FRIDAY, Jan. 8 (HealthDay News) -- Children whose parents refuse to have them vaccinated for varicella are at nearly nine times the risk of contracting the disease as children who are vaccinated, according to a study in the January issue of the Archives of Pediatrics & Adolescent Medicine.
Jason M. Glanz, Ph.D., of the Kaiser Permanente Colorado Institute for Health Research in Denver, and colleagues matched members of the Kaiser Permanente of Colorado health plan who had diagnosed cases of varicella requiring medical care to four randomly selected control subjects each by age, sex, and length of enrollment in the health plan. The incidence of varicella infection was correlated to vaccination refusal by parents in the two groups.

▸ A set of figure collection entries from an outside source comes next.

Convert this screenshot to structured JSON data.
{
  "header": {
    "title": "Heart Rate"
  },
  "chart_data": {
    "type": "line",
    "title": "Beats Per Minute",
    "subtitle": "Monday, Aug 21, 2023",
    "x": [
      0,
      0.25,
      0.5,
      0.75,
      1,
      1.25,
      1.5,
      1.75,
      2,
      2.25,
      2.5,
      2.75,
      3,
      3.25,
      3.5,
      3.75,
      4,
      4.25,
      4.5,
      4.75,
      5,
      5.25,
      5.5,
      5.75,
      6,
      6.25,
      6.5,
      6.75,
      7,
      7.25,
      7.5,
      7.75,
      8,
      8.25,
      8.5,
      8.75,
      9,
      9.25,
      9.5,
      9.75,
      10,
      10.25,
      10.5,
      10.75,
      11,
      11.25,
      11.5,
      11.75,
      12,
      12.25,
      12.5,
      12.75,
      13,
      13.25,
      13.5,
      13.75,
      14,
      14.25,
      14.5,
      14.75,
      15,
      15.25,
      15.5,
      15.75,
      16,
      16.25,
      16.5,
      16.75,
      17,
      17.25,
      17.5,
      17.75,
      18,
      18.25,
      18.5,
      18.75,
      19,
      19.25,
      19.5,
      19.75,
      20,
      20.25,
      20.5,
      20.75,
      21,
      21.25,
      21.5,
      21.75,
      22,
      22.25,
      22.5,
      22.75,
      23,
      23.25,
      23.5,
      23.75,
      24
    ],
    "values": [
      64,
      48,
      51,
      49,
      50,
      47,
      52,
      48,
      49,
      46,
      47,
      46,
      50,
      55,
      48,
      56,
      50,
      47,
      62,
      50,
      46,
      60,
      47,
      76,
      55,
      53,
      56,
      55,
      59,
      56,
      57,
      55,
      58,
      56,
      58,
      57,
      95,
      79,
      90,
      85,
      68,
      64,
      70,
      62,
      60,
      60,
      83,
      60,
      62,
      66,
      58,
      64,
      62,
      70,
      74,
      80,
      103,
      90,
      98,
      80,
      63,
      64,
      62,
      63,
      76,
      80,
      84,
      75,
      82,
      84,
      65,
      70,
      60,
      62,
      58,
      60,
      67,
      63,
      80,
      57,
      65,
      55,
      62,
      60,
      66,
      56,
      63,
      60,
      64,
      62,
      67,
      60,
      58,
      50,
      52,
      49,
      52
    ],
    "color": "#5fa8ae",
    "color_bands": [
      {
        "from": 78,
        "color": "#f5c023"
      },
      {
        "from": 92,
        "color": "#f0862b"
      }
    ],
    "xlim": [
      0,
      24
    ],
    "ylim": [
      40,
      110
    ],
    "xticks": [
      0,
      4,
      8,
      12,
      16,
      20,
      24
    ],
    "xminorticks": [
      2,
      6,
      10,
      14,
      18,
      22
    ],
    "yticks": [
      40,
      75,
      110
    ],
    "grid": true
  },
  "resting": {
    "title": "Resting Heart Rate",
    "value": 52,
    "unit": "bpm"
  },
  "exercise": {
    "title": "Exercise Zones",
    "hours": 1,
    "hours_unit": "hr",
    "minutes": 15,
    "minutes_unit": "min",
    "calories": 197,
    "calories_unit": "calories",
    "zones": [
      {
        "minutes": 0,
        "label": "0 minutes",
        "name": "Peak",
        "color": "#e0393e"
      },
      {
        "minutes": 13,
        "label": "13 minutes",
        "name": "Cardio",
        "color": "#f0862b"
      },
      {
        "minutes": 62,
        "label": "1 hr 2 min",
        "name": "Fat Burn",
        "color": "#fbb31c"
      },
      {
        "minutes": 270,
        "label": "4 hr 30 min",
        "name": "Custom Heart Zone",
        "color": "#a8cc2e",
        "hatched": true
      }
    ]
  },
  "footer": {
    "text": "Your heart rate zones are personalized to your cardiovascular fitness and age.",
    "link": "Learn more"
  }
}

The researchers found that seven of the 133 varicella cases (5 percent) were children of vaccine refusers, while just three of the 493 control subjects (0.6 percent) had contracted varicella. Using conditional logistic regression, the researchers demonstrated a substantially increased risk of varicella requiring medical care among children of parents who refused vaccination (odds ratio, 8.6) compared with children who were vaccinated.
"Children of parents who refuse varicella immunizations are at high risk of varicella infection relative to vaccinated children. These results will be helpful to health care providers and parents when making decisions about immunizing children," the authors write.